I, too, am feeling called to do some work that I don’t quite understand. I don’t think that I’ll write a best seller or become a famous school head, but I do feel something pretty profound just underneath the surface. Somehow I feel called to do this work that these two women started.
I am African American and was raised Christian (Baptist), but even those descriptors can’t tell all of who I am. I’m probably more Buddhist than Baptist, but even that does not quite fit. I guess what I can say is that I am intrigued by your story and your good works, especially Mayyim Hayyim.
Is that why you write? Is there an explanation happening, a telling of the world who you are in these stories? I guess it’s different than being an actor, which I was, because as an actor you are always dependent on someone elses words rather than your own. No need to answer this. I just felt like posing the questions.
Thanks for your words. I look forward to reading you soon. Namaste, Brian Thomas
What an amazing posting. Thank you so much. I don’t quite think I deserve the esteem you express. I write because… it’s what I was given to do. It’s very hard work for me and I often don’t like it and complain bitterly.
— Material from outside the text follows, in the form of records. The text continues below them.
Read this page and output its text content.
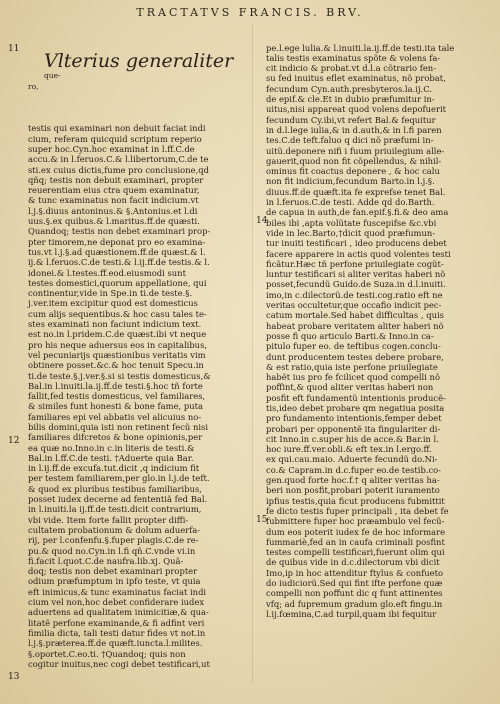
TRACTATVS FRANCIS. BRV.

Vlterius generaliter
que-
ro,

testis qui examinari non debuit faciat indi
cium, referam quicquid scriptum reperio
super hoc.Cyn.hoc examinat in l.ff.C.de
accu.& in l.feruos.C.& l.libertorum,C.de te
sti.ex cuius dictis,fume pro conclusione,qd
qñq; testis non debuit examinari, propter
reuerentiam eius ctra quem examinatur,
& tunc examinatus non facit indicium.vt
l.j.§.diuus antoninus.& §.Antonius.et l.di
uus.§.ex quibus.& l.maritus.ff.de quæsti.
Quandoq; testis non debet examinari prop-
pter timorem,ne deponat pro eo examina-
tus.vt l.j.§.ad quæstionem.ff.de quæst.& l.
ij.& l.feruos.C.de testi.& l.ij.ff.de testis.& l.
idonei.& l.testes.ff.eod.eiusmodi sunt
testes domestici,quorum appellatione, qui
continentur,vide in Spe.in ti.de teste.§.
j.ver.item excipitur quod est domesticus
cum alijs sequentibus.& hoc casu tales te-
stes examinati non faciunt indicium text.
est no.in l.pridem.C.de quæst.ibi vt neque
pro his neque aduersus eos in capitalibus,
vel pecuniarijs quæstionibus veritatis vim
obtinere posset.&c.& hoc tenuit Specu.in
ti.de teste.§.j.ver.§.si si testis domesticus,&
Bal.in l.inuiti.la.ij.ff.de testi.§.hoc tñ forte
fallit,fed testis domesticus, vel familiares,
& similes funt honesti & bone fame, puta
familiares epi vel abbatis vel alicuius no-
bilis domini,quia isti non retinent fecũ nisi
familiares difcretos & bone opinionis,per
ea quæ no.Inno.in c.in literis de testi.&
Bal.in l.ff.C.de testi. †Aduerte quia Bar.
in l.ij.ff.de excufa.tut.dicit ,q indicium fit
per testem familiarem,per glo.in l.j.de teft.
& quod ex pluribus testibus familiaribus,
posset iudex decerne ad fententiã fed Bal.
in l.inuiti.la ij.ff.de testi.dicit contrarium,
vbi vide. Item forte fallit propter diffi-
cultatem probationum & dolum aduerfa-
rij, per l.confenfu.§.fuper plagis.C.de re-
pu.& quod no.Cyn.in l.fi qñ.C.vnde vi.in
fi.facit l.quot.C.de naufra.lib.xj. Quã-
doq; testis non debet examinari propter
odium præfumptum in ipfo teste, vt quia
eft inimicus,& tunc examinatus faciat indi
cium vel non,hoc debet confiderare iudex
aduertens ad qualitatem inimicitiæ,& qua-
litatẽ perfone examinande,& fi adfint veri
fimilia dicta, tali testi datur fides vt not.in
l.j.§.præterea.ff.de quæft.iuncta.l.milites.
§.oportet.C.eo.ti. †Quandoq; quis non
cogitur inuitus,nec cogi debet testificari,ut

pe.l.ege lulia.& l.inuiti.la.ij.ff.de testi.ita tale
talis testis examinatus spõte & volens fa-
cit indicio & probat.vt d.l.a cõtrario fen-
su fed inuitus eflet examinatus, nõ probat,
fecundum Cyn.auth.presbyteros.la.ij.C.
de epif.& cle.Et in dubio præfumitur in-
uitus,nisi appareat quod volens depofuerit
fecundum Cy.ibi,vt refert Bal.& fequitur
in d.l.lege iulia,& in d.auth,& in l.fi paren
tes.C.de teft.faluo q dici nõ præfumi in-
uitũ.deponere nifi i fuum priuilegium alle-
gauerit,quod non fit cõpellendus, & nihil-
ominus fit coactus deponere , & hoc calu
non fit indicium,fecundum Barto.in l.j.§.
diuus.ff.de quæft.ita fe exprefse tenet Bal.
in l.feruos.C.de testi. Adde qd do.Barth.
de capua in auth,de fan.epif.§.fi.& deo ama
biles ibi ,apta volũtate fuscepifse &c.vbi
vide in lec.Barto,†dicit quod præfumun-
tur inuiti testificari , ideo producens debet
facere apparere in actis quod volentes testi
ficãtur.Hæc tñ perfone priuilegiate cogũt-
luntur testificari si aliter veritas haberi nõ
posset,fecundũ Guido.de Suza.in d.l.inuiti.
imo,in c.dilectorũ.de testi.cog.ratio eft ne
veritas occultetur,que occafio indicit pec-
catum mortale.Sed habet difficultas , quis
habeat probare veritatem aliter haberi nõ
posse fi quo articulo Barti.& Inno.in ca-
pitulo fuper eo. de teftibus cogen.conclu-
dunt producentem testes debere probare,
& est ratio,quia iste perfone priuilegiate
habẽt ius pro fe fcilicet quod compelli nõ
poffint,& quod aliter veritas haberi non
posfit eft fundamentũ intentionis producẽ-
tis,ideo debet probare qm negatiua posita
pro fundamento intentionis,femper debet
probari per opponentẽ ita fingulariter di-
cit Inno.in c.super his de acce.& Bar.in l.
hoc iure.ff.ver.obli.& eft tex.in l.ergo.ff.
ex qui.cau.maio. Aduerte fecundũ do.Ni-
co.& Capram.in d.c.fuper eo.de testib.co-
gen.quod forte hoc.f.† q aliter veritas ha-
beri non posfit,probari poterit iuramento
ipfius testis,quia ficut producens fubmittit
fe dicto testis fuper principali , ita debet fe
fubmittere fuper hoc præambulo vel fecũ-
dum eos poterit iudex fe de hoc informare
fummariè,fed an in caufa criminali posfint
testes compelli testificari,fuerunt olim qui
de quibus vide in d.c.dilectorum vbi dicit
Imo,ip in hoc attenditur ftylus & confueto
do iudiciorũ.Sed qui fint ifte perfone quæ
compelli non poffunt dic q funt attinentes
vfq; ad fupremum gradum glo.eft fingu.in
l.ij.fœmina,C.ad turpil,quam ibi fequitur

11
12
13
14
15
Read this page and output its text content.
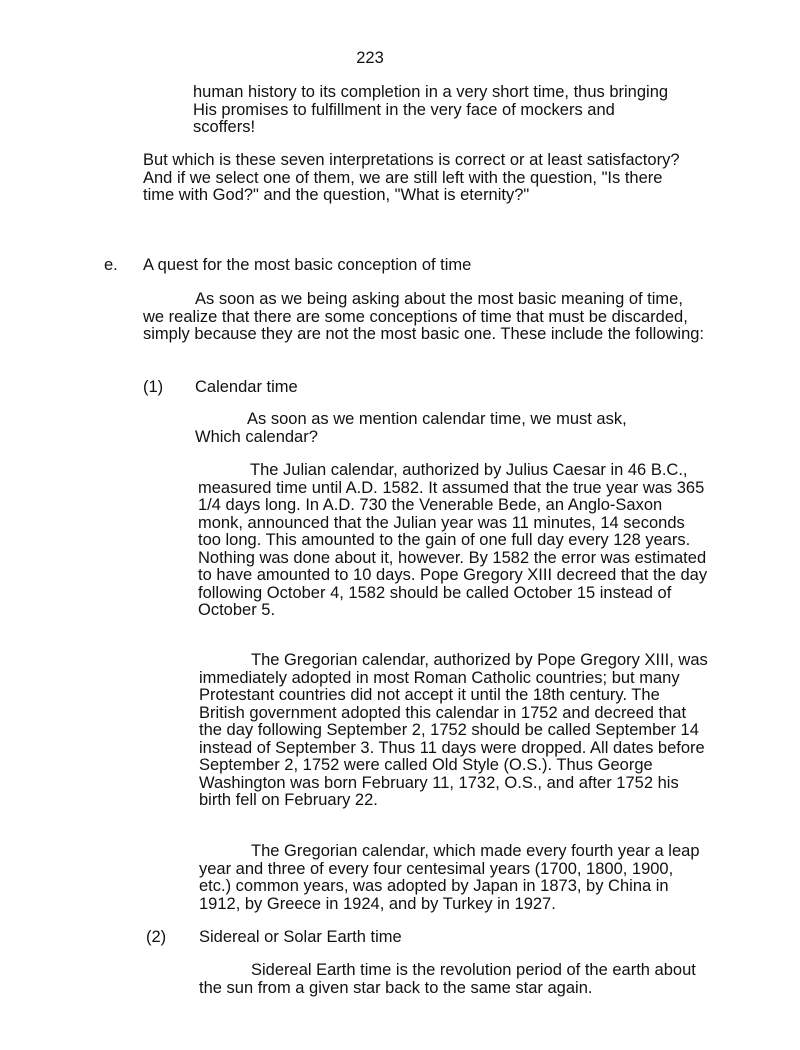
223

human history to its completion in a very short time, thus bringing His promises to fulfillment in the very face of mockers and scoffers!

But which is these seven interpretations is correct or at least satisfactory? And if we select one of them, we are still left with the question, "Is there time with God?" and the question, "What is eternity?"

e. A quest for the most basic conception of time

As soon as we being asking about the most basic meaning of time, we realize that there are some conceptions of time that must be discarded, simply because they are not the most basic one. These include the following:

(1) Calendar time

As soon as we mention calendar time, we must ask, Which calendar?

The Julian calendar, authorized by Julius Caesar in 46 B.C., measured time until A.D. 1582. It assumed that the true year was 365 1/4 days long. In A.D. 730 the Venerable Bede, an Anglo-Saxon monk, announced that the Julian year was 11 minutes, 14 seconds too long. This amounted to the gain of one full day every 128 years. Nothing was done about it, however. By 1582 the error was estimated to have amounted to 10 days. Pope Gregory XIII decreed that the day following October 4, 1582 should be called October 15 instead of October 5.

The Gregorian calendar, authorized by Pope Gregory XIII, was immediately adopted in most Roman Catholic countries; but many Protestant countries did not accept it until the 18th century. The British government adopted this calendar in 1752 and decreed that the day following September 2, 1752 should be called September 14 instead of September 3. Thus 11 days were dropped. All dates before September 2, 1752 were called Old Style (O.S.). Thus George Washington was born February 11, 1732, O.S., and after 1752 his birth fell on February 22.

The Gregorian calendar, which made every fourth year a leap year and three of every four centesimal years (1700, 1800, 1900, etc.) common years, was adopted by Japan in 1873, by China in 1912, by Greece in 1924, and by Turkey in 1927.

(2) Sidereal or Solar Earth time

Sidereal Earth time is the revolution period of the earth about the sun from a given star back to the same star again.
But if I’m not working on a creative project, I am even more miserable.
My hunch is that you called to be a mensch, a Yiddish term that means, “terrific human being.” Kind, careful, thoughtful, open to wonder.
That is the highest calling of all, no?
Wishing you all blessings,
you should all know that anita has raised her daughter well. i mean, i might be biased, but…
you are the best mother in the world and i love you more than anything. i cannot wait to celebrate more birthdays together.
Dear Ms. Diamant:
I was so sorry to miss your talk at Stanford this evening on “Judaism as a Pathway of Spiritual Meaning.”
As a psychologist, I spend my days (hopefully) facilitating the search for meaning in individuals’ lives.
Is it possible to find your talk in print or online?
Thank you for continuing to think out loud. I appreciate your insightful perspective.